I see it so often, in fact I’ve experienced it myself. You are trying to do something new with your horse for example Counter Canter and you know the aids but you can’t seem to do them. What you can do is push & shove a bit and apply extra force and most of the time you get what you want-but it’s hard work.


Do you really want it to be hard work forever? I’m guessing the answer is no,but if you don’t ever address why you can’t already just lightly apply the aids now then it’s always going to be the pushing and shoving method isn’t it.


It will also come back to haunt you at some point when you again try to progress a movement. Using the Canter and Counter Canter as an example, if you have never learnt to ask for and control the Canter with your seat and instead have relied on your legs, hands and a bit of push and shove then to ask for Counter Canter is a very difficult task indeed. Whereas if you have nailed the Canter with your seat aids and it is almost rather effortless (or at least appear it!) the Counter Canter is then just a different arrangement of these aids and although may still take some time and practice to achieve you will already have the required skill set to be able to begin to transition into these aids.

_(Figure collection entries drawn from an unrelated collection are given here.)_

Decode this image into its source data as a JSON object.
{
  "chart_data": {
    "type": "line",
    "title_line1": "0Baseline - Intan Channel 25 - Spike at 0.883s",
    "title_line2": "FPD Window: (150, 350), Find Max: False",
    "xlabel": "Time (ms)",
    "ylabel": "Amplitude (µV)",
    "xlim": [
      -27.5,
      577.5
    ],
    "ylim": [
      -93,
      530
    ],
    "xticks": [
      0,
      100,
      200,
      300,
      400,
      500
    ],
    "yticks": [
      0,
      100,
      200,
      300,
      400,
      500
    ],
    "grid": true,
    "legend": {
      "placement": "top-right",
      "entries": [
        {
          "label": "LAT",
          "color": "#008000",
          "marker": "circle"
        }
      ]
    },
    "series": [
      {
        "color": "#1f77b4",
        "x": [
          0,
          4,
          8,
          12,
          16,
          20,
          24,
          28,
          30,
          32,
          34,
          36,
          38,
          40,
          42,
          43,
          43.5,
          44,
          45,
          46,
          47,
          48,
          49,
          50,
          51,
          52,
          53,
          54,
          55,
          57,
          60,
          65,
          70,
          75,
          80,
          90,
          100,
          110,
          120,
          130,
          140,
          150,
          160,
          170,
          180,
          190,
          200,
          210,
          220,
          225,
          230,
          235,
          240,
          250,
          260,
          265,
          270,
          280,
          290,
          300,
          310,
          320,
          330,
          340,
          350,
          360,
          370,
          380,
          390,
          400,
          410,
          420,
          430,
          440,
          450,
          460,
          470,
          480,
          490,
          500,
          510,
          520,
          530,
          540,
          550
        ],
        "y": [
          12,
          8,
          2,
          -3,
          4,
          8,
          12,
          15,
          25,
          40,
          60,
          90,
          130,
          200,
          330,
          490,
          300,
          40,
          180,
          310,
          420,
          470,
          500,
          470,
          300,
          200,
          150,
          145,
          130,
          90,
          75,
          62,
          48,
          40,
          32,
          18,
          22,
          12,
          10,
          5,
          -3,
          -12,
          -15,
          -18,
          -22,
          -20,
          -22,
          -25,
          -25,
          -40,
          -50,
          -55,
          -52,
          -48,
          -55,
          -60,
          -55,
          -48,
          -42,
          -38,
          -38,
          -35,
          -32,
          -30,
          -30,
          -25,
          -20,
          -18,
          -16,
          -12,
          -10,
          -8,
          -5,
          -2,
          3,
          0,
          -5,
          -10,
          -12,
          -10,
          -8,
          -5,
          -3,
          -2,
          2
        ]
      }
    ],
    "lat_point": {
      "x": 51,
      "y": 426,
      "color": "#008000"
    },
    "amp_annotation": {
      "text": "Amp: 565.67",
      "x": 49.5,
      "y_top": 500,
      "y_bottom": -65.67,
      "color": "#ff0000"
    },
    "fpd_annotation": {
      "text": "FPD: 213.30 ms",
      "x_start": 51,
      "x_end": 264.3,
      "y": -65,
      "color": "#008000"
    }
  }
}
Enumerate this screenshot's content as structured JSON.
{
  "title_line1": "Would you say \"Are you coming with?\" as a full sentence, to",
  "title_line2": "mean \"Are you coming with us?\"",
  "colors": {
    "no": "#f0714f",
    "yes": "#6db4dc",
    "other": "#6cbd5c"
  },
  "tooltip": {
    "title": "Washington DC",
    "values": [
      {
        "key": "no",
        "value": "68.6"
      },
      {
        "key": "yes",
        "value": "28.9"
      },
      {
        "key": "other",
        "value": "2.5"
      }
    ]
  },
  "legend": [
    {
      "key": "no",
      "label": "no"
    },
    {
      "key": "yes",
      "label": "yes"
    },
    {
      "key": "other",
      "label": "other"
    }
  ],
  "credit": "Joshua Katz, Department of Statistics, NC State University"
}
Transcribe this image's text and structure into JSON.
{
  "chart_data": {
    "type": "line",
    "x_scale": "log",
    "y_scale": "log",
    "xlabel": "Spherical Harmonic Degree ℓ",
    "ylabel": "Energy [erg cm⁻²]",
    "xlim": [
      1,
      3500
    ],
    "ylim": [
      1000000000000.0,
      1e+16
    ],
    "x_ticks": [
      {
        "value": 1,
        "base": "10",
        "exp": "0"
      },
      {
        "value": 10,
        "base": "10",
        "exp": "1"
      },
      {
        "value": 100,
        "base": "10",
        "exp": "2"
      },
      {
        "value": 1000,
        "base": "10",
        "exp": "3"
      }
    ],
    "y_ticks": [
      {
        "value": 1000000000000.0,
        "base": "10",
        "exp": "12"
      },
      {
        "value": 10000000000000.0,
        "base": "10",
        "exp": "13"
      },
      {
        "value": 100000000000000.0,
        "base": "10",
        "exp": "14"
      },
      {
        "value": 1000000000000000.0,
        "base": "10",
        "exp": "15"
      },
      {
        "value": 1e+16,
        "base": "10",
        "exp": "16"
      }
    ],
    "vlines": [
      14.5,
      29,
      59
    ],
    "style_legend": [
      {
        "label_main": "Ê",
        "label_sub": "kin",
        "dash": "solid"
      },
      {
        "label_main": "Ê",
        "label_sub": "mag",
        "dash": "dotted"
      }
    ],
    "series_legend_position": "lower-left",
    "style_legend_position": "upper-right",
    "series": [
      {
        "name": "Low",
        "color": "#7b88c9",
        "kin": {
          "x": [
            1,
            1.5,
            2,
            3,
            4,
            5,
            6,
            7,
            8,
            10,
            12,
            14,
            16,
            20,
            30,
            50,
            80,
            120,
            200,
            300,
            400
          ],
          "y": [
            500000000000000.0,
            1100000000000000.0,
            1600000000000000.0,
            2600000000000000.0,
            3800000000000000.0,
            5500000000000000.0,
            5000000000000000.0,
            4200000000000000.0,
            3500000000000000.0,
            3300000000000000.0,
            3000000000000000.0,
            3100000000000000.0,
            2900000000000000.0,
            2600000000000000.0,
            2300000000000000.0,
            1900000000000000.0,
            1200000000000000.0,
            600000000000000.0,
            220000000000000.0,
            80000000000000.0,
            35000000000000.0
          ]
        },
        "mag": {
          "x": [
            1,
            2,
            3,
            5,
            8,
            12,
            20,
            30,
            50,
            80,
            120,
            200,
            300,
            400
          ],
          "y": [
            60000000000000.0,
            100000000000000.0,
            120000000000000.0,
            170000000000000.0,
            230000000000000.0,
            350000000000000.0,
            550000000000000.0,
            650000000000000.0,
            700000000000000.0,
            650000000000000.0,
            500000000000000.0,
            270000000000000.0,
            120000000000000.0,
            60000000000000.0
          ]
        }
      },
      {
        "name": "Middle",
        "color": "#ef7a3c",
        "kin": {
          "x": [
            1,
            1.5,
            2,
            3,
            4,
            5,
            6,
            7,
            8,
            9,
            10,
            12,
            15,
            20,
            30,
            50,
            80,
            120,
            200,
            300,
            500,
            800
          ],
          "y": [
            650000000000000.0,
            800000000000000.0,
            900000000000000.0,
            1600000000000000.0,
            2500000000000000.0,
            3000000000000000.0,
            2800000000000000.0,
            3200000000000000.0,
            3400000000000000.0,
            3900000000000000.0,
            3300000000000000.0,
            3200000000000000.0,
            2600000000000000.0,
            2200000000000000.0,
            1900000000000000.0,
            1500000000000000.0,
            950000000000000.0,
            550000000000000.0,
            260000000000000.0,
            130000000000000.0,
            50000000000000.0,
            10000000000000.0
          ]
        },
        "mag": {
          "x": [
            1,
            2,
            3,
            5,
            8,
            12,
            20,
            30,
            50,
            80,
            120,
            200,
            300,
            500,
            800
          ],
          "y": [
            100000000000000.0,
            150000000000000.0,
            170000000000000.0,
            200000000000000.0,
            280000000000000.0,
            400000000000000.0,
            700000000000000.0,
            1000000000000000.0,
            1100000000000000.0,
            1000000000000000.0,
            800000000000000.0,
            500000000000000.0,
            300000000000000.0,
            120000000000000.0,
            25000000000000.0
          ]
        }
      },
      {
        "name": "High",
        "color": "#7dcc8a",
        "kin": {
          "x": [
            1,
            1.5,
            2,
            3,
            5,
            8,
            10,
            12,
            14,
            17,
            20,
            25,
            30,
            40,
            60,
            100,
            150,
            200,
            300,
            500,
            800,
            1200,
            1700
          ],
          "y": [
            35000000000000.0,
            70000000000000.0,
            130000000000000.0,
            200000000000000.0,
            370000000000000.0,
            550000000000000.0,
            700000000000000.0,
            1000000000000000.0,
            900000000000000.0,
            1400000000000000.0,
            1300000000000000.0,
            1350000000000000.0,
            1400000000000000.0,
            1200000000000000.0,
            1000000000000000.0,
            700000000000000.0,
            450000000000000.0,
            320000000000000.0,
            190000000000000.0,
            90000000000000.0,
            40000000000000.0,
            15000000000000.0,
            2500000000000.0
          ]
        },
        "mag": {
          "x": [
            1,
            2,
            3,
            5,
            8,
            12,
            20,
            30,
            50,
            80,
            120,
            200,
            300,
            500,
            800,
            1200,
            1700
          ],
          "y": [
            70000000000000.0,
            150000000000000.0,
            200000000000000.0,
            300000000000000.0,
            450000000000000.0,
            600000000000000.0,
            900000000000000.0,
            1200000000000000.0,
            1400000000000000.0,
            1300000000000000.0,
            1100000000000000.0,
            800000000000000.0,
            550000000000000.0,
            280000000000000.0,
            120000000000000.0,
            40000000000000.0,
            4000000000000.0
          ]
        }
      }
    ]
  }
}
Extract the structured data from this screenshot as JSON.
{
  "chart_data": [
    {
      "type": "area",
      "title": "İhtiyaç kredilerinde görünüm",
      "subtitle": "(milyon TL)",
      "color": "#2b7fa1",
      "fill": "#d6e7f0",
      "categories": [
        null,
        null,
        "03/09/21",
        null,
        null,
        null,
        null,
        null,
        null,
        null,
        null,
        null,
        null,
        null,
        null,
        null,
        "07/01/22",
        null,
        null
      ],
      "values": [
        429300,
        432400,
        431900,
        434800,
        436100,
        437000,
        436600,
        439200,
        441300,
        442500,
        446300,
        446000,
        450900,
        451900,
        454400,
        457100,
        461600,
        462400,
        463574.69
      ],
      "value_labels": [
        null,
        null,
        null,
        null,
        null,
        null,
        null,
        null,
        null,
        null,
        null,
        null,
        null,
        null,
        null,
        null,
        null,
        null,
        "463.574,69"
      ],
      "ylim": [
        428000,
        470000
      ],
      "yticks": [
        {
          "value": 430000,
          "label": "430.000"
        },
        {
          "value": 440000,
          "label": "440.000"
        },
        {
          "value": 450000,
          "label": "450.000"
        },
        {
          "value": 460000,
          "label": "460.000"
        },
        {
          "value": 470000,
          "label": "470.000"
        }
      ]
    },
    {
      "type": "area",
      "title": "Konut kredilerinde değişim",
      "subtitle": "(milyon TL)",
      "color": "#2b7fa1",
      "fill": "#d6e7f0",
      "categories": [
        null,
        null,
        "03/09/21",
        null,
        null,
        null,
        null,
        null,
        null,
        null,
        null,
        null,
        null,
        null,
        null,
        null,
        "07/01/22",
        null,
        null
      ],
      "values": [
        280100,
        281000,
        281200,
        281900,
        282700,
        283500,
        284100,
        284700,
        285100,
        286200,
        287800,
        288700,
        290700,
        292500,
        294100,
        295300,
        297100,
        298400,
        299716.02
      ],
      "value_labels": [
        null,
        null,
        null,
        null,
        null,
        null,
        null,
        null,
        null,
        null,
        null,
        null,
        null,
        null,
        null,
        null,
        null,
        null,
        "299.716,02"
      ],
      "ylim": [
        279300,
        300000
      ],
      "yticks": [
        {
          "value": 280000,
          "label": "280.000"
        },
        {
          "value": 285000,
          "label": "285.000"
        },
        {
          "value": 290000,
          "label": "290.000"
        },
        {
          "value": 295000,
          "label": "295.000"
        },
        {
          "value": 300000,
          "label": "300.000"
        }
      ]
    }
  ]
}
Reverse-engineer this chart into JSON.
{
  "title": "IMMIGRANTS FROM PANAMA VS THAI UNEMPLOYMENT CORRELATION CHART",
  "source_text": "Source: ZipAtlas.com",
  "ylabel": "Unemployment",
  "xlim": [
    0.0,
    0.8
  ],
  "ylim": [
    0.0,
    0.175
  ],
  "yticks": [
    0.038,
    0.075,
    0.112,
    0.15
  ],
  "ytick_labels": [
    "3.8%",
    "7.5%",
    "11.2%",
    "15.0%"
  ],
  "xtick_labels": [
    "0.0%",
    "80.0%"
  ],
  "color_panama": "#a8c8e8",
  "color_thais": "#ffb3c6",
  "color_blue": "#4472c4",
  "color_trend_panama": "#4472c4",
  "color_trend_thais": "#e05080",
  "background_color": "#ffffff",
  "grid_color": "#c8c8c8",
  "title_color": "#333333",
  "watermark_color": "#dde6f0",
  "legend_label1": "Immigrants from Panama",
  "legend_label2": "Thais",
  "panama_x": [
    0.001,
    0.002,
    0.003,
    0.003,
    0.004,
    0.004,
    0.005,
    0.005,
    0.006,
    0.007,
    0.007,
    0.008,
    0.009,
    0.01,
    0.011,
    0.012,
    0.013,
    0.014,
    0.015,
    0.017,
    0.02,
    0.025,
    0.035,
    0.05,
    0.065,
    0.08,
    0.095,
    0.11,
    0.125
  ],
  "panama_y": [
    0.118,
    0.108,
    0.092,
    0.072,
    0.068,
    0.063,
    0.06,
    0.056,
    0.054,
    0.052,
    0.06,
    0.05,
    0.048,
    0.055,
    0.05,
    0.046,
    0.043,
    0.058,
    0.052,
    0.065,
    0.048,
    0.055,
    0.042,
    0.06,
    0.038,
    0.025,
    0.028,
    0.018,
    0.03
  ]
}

So what I am imploring you to think about is whether you first have mastered the basics of riding from your seat, able to give invisible aids with your seat bones and maintain Shoulder Hip Heel alignment with stable shoulders for a balanced and giving rein contact and legs that can come on or off with only a slight shift of the seat.


If you can control the tempo of your walk, trot and Canter and perform turns and circles using these skills alone then any more advanced movements will be just a different arrangement of what you already do. The sky will then indeed be the limit!